7. How are you doing? How are you really doing?
Most days I'm okay, but when I see a newborn, or I hear of someone who is newly pregnant I wish I had their life. And I have to grieve our losses and my pain all over again. When I see women who drag their children around and yell at them I wish I could walk up and just give their child a hug and tell them that I would want them if they were my child. I want a baby so badly, but more than anything I want J to be a father. It breaks my heart that the one thing I should be able to give him I can't.

Sunday, July 8, 2007

On Pins and Needles

I'm 8DPO, and I'm dying to know if I'm pregnant or not. I've done well so far because we've been out of town visiting J's family, but now that I'm home the wait is going to kill me! Will-power...I need will-power!!!

Tuesday, July 3, 2007

Comments Make Me Smile!!!

Okay, so I lied about not being able to get on here until we get back in town...but in my defense I really didn't think I'd have the time with all the last minute errands and packing that had to be done. Guess I'm just efficient 'cuz all I have to do is get the clothes in the suitcase and load the car. Woo Hoo!!

Anyway...back to the part of the blog that actually goes with the title. I just wanted to say to all you wonderful people who take the time to leave comments...You guys really make me smile!! I LOVE to log on and see that someone has not only read what I've written but also taken the time to post a comment. It's the BEST feeling EVER!!! I've tried really hard to visit several blogs a day and leave comments, but I think I'll try a little harder so I can possible put a smile on someone else's face.

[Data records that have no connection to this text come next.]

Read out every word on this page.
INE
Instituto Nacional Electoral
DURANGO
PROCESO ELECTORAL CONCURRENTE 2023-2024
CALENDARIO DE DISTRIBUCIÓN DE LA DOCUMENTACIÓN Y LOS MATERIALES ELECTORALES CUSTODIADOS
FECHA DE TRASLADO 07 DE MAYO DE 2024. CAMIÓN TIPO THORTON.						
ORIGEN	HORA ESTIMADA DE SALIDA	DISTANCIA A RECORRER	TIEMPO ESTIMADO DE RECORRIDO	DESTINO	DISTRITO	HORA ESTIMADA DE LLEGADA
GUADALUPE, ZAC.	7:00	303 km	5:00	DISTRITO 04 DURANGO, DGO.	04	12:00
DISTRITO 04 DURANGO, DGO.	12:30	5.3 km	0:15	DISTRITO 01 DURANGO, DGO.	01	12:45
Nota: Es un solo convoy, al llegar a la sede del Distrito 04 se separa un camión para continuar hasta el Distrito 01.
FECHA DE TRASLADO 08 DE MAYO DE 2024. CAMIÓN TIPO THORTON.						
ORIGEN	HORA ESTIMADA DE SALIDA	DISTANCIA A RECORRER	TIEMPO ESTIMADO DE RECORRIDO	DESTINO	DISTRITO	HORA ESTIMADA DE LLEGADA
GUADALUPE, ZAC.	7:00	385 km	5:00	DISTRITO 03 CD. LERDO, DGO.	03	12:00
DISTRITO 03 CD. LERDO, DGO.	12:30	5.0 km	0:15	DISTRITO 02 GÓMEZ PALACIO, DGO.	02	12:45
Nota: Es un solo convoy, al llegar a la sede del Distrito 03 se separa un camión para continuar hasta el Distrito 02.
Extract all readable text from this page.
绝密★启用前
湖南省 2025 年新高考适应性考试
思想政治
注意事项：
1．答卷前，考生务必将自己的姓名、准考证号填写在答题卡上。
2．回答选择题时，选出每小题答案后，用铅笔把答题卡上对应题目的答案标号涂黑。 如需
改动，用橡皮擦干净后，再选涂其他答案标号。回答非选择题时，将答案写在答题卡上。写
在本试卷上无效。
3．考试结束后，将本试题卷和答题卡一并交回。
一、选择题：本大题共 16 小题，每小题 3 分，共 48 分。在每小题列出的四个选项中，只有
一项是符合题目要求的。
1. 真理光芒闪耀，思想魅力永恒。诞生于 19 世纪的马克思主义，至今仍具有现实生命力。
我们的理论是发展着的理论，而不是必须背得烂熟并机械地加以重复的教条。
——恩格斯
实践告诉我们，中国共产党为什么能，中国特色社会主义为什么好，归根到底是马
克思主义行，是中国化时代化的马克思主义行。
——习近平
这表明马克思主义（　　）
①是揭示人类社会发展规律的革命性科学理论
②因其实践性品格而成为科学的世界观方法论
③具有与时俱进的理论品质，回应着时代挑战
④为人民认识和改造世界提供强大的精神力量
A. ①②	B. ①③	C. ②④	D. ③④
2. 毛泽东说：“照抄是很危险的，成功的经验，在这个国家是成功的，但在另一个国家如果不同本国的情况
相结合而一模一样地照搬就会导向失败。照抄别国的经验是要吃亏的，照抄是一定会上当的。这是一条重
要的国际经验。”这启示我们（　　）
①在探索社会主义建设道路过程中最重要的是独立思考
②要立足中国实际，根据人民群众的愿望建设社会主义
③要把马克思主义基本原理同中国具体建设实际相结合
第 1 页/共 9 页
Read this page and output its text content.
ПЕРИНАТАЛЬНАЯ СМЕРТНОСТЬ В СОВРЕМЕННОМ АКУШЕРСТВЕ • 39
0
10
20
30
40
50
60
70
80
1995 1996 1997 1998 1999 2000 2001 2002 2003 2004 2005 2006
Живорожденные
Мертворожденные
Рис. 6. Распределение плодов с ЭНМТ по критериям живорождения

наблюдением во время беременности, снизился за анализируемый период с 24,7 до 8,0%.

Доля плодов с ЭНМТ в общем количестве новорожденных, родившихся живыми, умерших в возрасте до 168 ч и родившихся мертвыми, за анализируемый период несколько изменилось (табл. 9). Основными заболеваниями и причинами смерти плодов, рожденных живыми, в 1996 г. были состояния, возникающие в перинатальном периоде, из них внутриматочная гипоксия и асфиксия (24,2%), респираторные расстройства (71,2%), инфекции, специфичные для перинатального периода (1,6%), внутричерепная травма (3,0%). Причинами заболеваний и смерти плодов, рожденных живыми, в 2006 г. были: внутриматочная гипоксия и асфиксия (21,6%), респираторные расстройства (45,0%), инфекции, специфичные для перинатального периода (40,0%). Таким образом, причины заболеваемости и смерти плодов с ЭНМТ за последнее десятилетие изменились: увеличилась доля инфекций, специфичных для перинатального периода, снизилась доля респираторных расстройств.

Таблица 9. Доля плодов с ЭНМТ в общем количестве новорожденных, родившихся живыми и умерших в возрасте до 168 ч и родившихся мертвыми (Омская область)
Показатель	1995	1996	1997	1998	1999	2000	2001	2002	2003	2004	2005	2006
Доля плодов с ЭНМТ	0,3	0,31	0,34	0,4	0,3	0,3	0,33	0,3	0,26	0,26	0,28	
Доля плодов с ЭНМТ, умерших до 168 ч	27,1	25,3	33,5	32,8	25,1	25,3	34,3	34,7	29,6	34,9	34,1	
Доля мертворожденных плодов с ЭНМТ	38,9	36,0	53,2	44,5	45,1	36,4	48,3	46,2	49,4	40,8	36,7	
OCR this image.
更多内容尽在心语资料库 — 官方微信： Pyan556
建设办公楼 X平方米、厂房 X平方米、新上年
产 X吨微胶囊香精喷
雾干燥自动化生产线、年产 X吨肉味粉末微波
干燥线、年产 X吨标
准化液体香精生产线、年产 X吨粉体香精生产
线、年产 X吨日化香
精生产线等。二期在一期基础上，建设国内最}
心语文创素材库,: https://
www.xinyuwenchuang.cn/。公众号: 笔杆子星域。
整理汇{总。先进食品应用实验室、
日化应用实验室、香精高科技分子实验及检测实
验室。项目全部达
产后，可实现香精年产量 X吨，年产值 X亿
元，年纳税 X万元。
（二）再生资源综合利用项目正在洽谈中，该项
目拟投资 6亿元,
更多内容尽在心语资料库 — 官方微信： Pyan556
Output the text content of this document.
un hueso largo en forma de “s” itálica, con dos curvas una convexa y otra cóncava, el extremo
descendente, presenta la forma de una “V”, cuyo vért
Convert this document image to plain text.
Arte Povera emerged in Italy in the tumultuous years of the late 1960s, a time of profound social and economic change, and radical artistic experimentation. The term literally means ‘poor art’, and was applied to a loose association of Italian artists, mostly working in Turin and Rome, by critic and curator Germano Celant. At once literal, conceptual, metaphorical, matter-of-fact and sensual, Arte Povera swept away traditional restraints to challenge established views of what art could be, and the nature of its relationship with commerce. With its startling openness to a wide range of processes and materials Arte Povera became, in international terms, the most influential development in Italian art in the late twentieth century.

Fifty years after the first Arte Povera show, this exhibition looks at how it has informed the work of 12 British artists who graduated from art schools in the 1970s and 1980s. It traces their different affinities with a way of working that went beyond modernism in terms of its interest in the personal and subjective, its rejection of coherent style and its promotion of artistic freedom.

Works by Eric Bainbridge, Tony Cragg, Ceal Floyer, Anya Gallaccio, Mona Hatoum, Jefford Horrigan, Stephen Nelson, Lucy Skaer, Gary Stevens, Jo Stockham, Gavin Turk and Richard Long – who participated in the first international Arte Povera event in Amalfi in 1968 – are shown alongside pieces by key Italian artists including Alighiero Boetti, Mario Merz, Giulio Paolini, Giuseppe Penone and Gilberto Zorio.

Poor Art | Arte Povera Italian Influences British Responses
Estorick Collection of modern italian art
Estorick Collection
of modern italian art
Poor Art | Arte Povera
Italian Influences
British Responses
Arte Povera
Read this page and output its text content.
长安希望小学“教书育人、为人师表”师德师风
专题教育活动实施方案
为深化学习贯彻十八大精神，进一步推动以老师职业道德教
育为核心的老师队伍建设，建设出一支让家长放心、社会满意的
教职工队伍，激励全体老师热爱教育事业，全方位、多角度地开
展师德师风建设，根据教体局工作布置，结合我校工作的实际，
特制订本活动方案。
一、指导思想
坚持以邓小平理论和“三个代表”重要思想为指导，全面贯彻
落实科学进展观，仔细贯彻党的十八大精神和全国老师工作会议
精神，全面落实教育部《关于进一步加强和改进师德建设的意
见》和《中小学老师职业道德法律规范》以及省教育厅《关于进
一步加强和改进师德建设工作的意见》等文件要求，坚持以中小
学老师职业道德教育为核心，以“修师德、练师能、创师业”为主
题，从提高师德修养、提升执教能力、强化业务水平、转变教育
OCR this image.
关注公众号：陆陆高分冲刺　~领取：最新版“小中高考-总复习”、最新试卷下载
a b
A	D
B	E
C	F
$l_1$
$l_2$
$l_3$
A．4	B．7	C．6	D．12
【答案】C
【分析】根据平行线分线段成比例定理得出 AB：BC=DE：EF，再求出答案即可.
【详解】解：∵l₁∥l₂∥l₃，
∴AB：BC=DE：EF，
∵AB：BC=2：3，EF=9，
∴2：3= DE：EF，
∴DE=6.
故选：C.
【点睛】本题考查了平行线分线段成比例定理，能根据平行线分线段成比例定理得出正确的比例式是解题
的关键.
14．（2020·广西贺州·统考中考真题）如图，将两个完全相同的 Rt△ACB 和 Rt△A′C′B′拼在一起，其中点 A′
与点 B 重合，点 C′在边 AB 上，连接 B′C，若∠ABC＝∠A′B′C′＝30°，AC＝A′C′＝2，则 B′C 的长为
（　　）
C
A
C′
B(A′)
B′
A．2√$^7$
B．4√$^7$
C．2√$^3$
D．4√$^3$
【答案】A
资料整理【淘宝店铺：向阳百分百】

(I need an "I Love Comments" blinkie!)

Okay, now I'm logging off and won't be back until Monday. Have a Happy 4th!!! See ya!

Monday, July 2, 2007

1DPO Today...

Well, I'm officially in the 2ww. Thankfully I'll have lots to keep my mind off everything. We're leaving tomorrow to go visit J's family. Then we'll be back for a week, and then we'll take a weekend trip to see my family. I should know if we're pregnant or not before we go see my family. Don't know if we'll tell them anything if we are. Guess we'll cross that bridge when we get there.

I won't be able to get back on here again until we get back home, so Happy 4th of July a little early!